Suggestions for a “simple” model

A “simple” model is one where DART can advance the model through a function call. As we saw above, Lorenz 63 falls into this category and can be used as a reference. Here we provide some further advice on how to add this kind of model to DART.

The primary consideration with a simple model is how you will store the state. If you have only a single type of variable in your state vector (for example, the Lorenz 63 model), here are some hints on how to implement your initialization and meta data routines:

Routine # / name

Suggested implementation

  1. static_init_model()

Your model_size will likely be set by namelist, so read it, allocate an array of that size, and precompute all the locations for each state vector item. Call add_domain() with the model size so DART knows how long the state vector is.

  1. get_state_meta_data()

Return QTY_STATE_VARIABLE as the quantity, and return the location for that index through a look-up into the location array created during static_init_ model().
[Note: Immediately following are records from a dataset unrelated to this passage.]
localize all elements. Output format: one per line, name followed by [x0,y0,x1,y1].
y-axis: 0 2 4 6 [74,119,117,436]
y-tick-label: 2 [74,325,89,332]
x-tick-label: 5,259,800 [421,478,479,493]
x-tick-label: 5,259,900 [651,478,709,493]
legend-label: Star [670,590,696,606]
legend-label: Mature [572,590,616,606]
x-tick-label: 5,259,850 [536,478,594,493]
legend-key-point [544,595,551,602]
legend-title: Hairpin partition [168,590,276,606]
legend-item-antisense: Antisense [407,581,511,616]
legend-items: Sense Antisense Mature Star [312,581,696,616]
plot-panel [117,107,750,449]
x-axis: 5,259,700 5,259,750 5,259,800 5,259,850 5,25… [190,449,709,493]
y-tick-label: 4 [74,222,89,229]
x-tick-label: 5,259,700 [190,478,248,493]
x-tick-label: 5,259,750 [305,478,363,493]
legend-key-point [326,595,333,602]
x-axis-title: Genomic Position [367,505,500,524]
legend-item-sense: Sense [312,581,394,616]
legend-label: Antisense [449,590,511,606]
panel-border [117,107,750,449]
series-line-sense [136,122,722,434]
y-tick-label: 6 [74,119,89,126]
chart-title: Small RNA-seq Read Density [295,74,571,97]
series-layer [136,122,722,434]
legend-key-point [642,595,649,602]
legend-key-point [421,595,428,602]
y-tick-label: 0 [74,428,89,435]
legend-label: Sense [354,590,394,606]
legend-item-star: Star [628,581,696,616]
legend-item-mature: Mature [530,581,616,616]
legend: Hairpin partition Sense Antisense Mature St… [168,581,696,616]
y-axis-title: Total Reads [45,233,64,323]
If you have more than a single type of variable in the state vector (for example, “concentration”, “wind”, etc. as in the DART/models/simple_advection model):

Routine # / name

Suggested implementation

  1. static_init_model()

Read from the namelist the number of fields to be used in the state vector. Use add_domain() to indicate which netCDF vars should be read. Read in any auxiliary data needed by interpolation code (for example, the grid topology). Cache the grid locations of the state variables as appropriate, and use get_domain_size() to compute the model_size.

  1. get_state_meta_data()

Call get_model_variable_indices() and get_state_kind() to figure out the (i,j,k) indices and which variable this offset is. Use the (i,j,k) index to compute the grid location and return it along with the quantity.

Now, for either type of simple model, the following applies:

Routine # / name

Suggested implementation

  1. end_model()

Deallocate any arrays allocated in static_init_model()

  1. adv_1step()

If possible, embed the code that computes x(t+1) = F(x(t)) or call a separate subroutine to advance the model state from one time to another.

  1. shortest_time_between_assimilations()

Return a namelist or a fixed value for the minimum model advance time.

  1. model_interpolate()

Find the (i,j,k) indices which enclose that location, or search for the cell number. For some models you can compute (i,j) directly from a regular lat/lon grid, and in others you may have to search over a deformed grid. Any model code or utilities available for this purpose may prove very helpful as a starting point. In the end, you will use get_state() to retrieve an ensemble-sized array of values for each offset into the state vector, and then do interpolation to get an array of expected values.

  1. nc_write_model_atts()

Optionally add any desired attributes to the output diagnostic files.

The remaining routines can mostly use the defaults, except possibly for 11. read_model_time() and 12. write_model_time(), which may need to be customized if using a model restart file that already stores time in a particular format.

Note that there is often no need to convert vertical obs or states in a simple model without vertical coordinate choices.